As pot has marched steadily toward legalization in California since the approval of medicinal use, the drug has ostensibly provided relief for countless ailing residents. Even so, marijuana has created headaches for many California cities. Most debates have centered on whether, and where, to allow dispensaries to operate. Many cities forbid them entirely and other cities, like Los Angeles, have had to figure out how to rein in as many as 450 un-permitted, quasi-legal facilities.
It’s a different story in the state’s northwest corner, along a woodsy coastal stretch known as the Emerald Triangle. There, the city of Arcata is addressing a different side of the marijuana economy. It has just become the first jurisdiction in the country to embrace not just the distribution of medical cannabis but also its production.
In May, the Arcata City Council tentatively approved, on a 5-0 vote, the creation of a “Medical Marijuana Innovation Zone,” pending further study and the drafting of a zoning ordinance by the city’s planning commission.
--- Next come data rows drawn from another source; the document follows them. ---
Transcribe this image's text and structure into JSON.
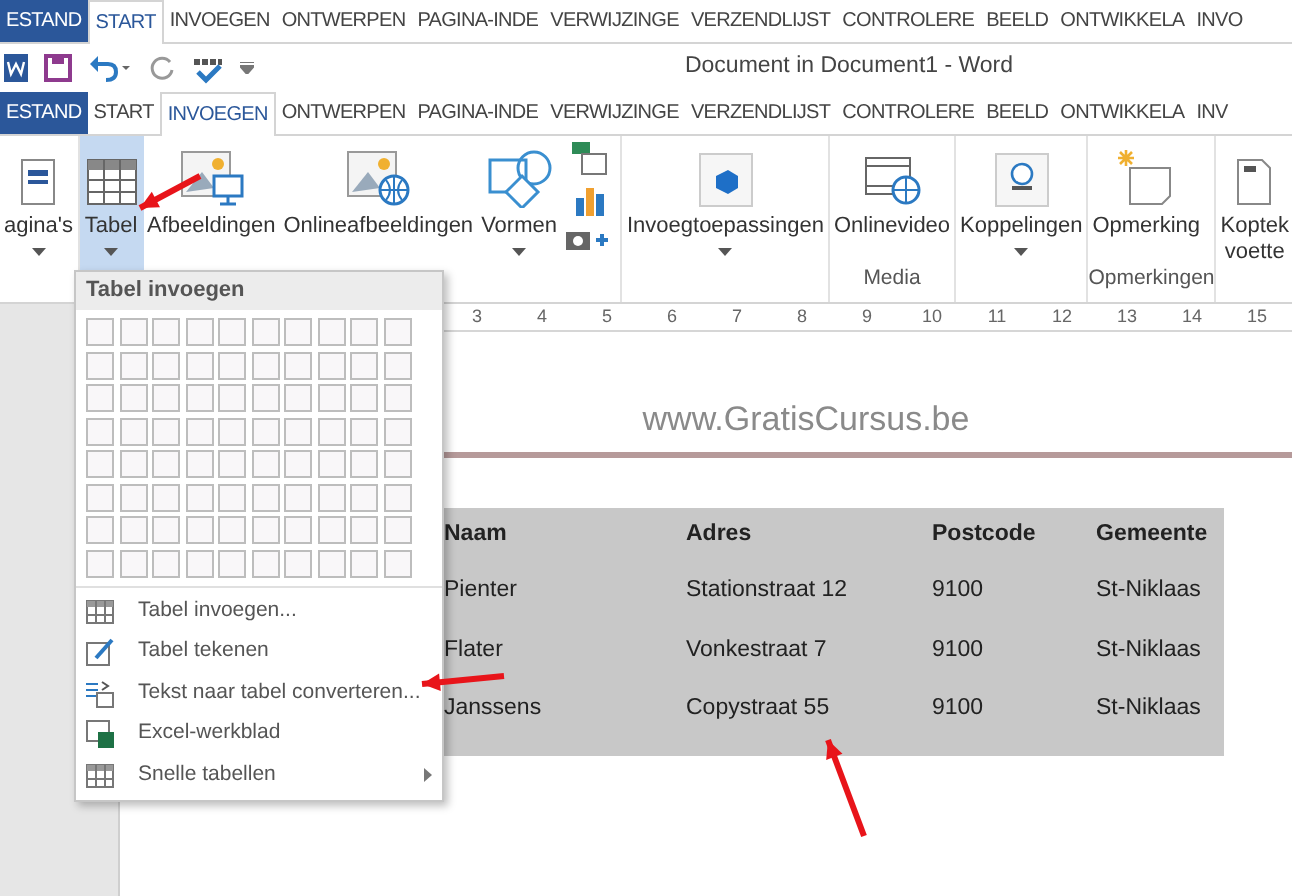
{
  "tab_strip_top": [
    {
      "label": "ESTAND",
      "kind": "file",
      "selected": false
    },
    {
      "label": "START",
      "kind": "tab",
      "selected": true
    },
    {
      "label": "INVOEGEN",
      "kind": "tab",
      "selected": false
    },
    {
      "label": "ONTWERPEN",
      "kind": "tab",
      "selected": false
    },
    {
      "label": "PAGINA-INDE",
      "kind": "tab",
      "selected": false
    },
    {
      "label": "VERWIJZINGE",
      "kind": "tab",
      "selected": false
    },
    {
      "label": "VERZENDLIJST",
      "kind": "tab",
      "selected": false
    },
    {
      "label": "CONTROLERE",
      "kind": "tab",
      "selected": false
    },
    {
      "label": "BEELD",
      "kind": "tab",
      "selected": false
    },
    {
      "label": "ONTWIKKELA",
      "kind": "tab",
      "selected": false
    },
    {
      "label": "INVO",
      "kind": "tab",
      "selected": false
    }
  ],
  "title_bar": {
    "title": "Document in Document1 - Word"
  },
  "tab_strip": [
    {
      "label": "ESTAND",
      "kind": "file",
      "selected": false
    },
    {
      "label": "START",
      "kind": "tab",
      "selected": false
    },
    {
      "label": "INVOEGEN",
      "kind": "tab",
      "selected": true
    },
    {
      "label": "ONTWERPEN",
      "kind": "tab",
      "selected": false
    },
    {
      "label": "PAGINA-INDE",
      "kind": "tab",
      "selected": false
    },
    {
      "label": "VERWIJZINGE",
      "kind": "tab",
      "selected": false
    },
    {
      "label": "VERZENDLIJST",
      "kind": "tab",
      "selected": false
    },
    {
      "label": "CONTROLERE",
      "kind": "tab",
      "selected": false
    },
    {
      "label": "BEELD",
      "kind": "tab",
      "selected": false
    },
    {
      "label": "ONTWIKKELA",
      "kind": "tab",
      "selected": false
    },
    {
      "label": "INV",
      "kind": "tab",
      "selected": false
    }
  ],
  "ribbon": {
    "groups": [
      {
        "buttons": [
          {
            "label": "agina's",
            "kind": "pages",
            "dropdown": true,
            "selected": false
          }
        ]
      },
      {
        "buttons": [
          {
            "label": "Tabel",
            "kind": "table",
            "dropdown": true,
            "selected": true
          }
        ]
      },
      {
        "buttons": [
          {
            "label": "Afbeeldingen",
            "kind": "picture",
            "dropdown": false,
            "selected": false
          },
          {
            "label": "Onlineafbeeldingen",
            "kind": "online_picture",
            "dropdown": false,
            "selected": false
          },
          {
            "label": "Vormen",
            "kind": "shapes",
            "dropdown": true,
            "selected": false
          },
          {
            "kind": "small_icons"
          }
        ]
      },
      {
        "buttons": [
          {
            "label": "Invoegtoepassingen",
            "kind": "addin",
            "dropdown": true,
            "selected": false
          }
        ]
      },
      {
        "label": "Media",
        "buttons": [
          {
            "label": "Onlinevideo",
            "kind": "video",
            "dropdown": false,
            "selected": false
          }
        ]
      },
      {
        "buttons": [
          {
            "label": "Koppelingen",
            "kind": "link",
            "dropdown": true,
            "selected": false
          }
        ]
      },
      {
        "label": "Opmerkingen",
        "buttons": [
          {
            "label": "Opmerking",
            "kind": "comment",
            "dropdown": false,
            "selected": false
          }
        ]
      },
      {
        "buttons": [
          {
            "label": "Koptek",
            "label_2": "voette",
            "kind": "header",
            "dropdown": false,
            "selected": false
          }
        ]
      }
    ]
  },
  "ruler": [
    "3",
    "4",
    "5",
    "6",
    "7",
    "8",
    "9",
    "10",
    "11",
    "12",
    "13",
    "14",
    "15"
  ],
  "document": {
    "header_text": "www.GratisCursus.be",
    "table": {
      "columns": [
        "Naam",
        "Adres",
        "Postcode",
        "Gemeente"
      ],
      "rows": [
        [
          "Pienter",
          "Stationstraat 12",
          "9100",
          "St-Niklaas"
        ],
        [
          "Flater",
          "Vonkestraat 7",
          "9100",
          "St-Niklaas"
        ],
        [
          "Janssens",
          "Copystraat 55",
          "9100",
          "St-Niklaas"
        ]
      ]
    }
  },
  "table_menu": {
    "title": "Tabel invoegen",
    "items": [
      {
        "label": "Tabel invoegen...",
        "kind": "table",
        "disabled": false,
        "submenu": false
      },
      {
        "label": "Tabel tekenen",
        "kind": "draw",
        "disabled": false,
        "submenu": false
      },
      {
        "label": "Tekst naar tabel converteren...",
        "kind": "convert",
        "disabled": false,
        "submenu": false
      },
      {
        "label": "Excel-werkblad",
        "kind": "excel",
        "disabled": false,
        "submenu": false
      },
      {
        "label": "Snelle tabellen",
        "kind": "table",
        "disabled": false,
        "submenu": true
      }
    ]
  }
}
City officials believe it would be the country’s first-ever land use designation specifically meant to promote and regulate the production of marijuana and cannabis-related products.
The city has identified several parcels in an industrial area on the edge of town, where an abandoned lumber processing facility may soon provide a city-sanctioned home for marijuana producers. The logic behind the zone hearkens back to the very origin of U.S. zoning when noxious industries were first segregated from residential areas.
In Arcata’s case, the nuisance isn’t from toxic smoke or noise but rather the sickly pungent aroma of some of the world’s most potent bud.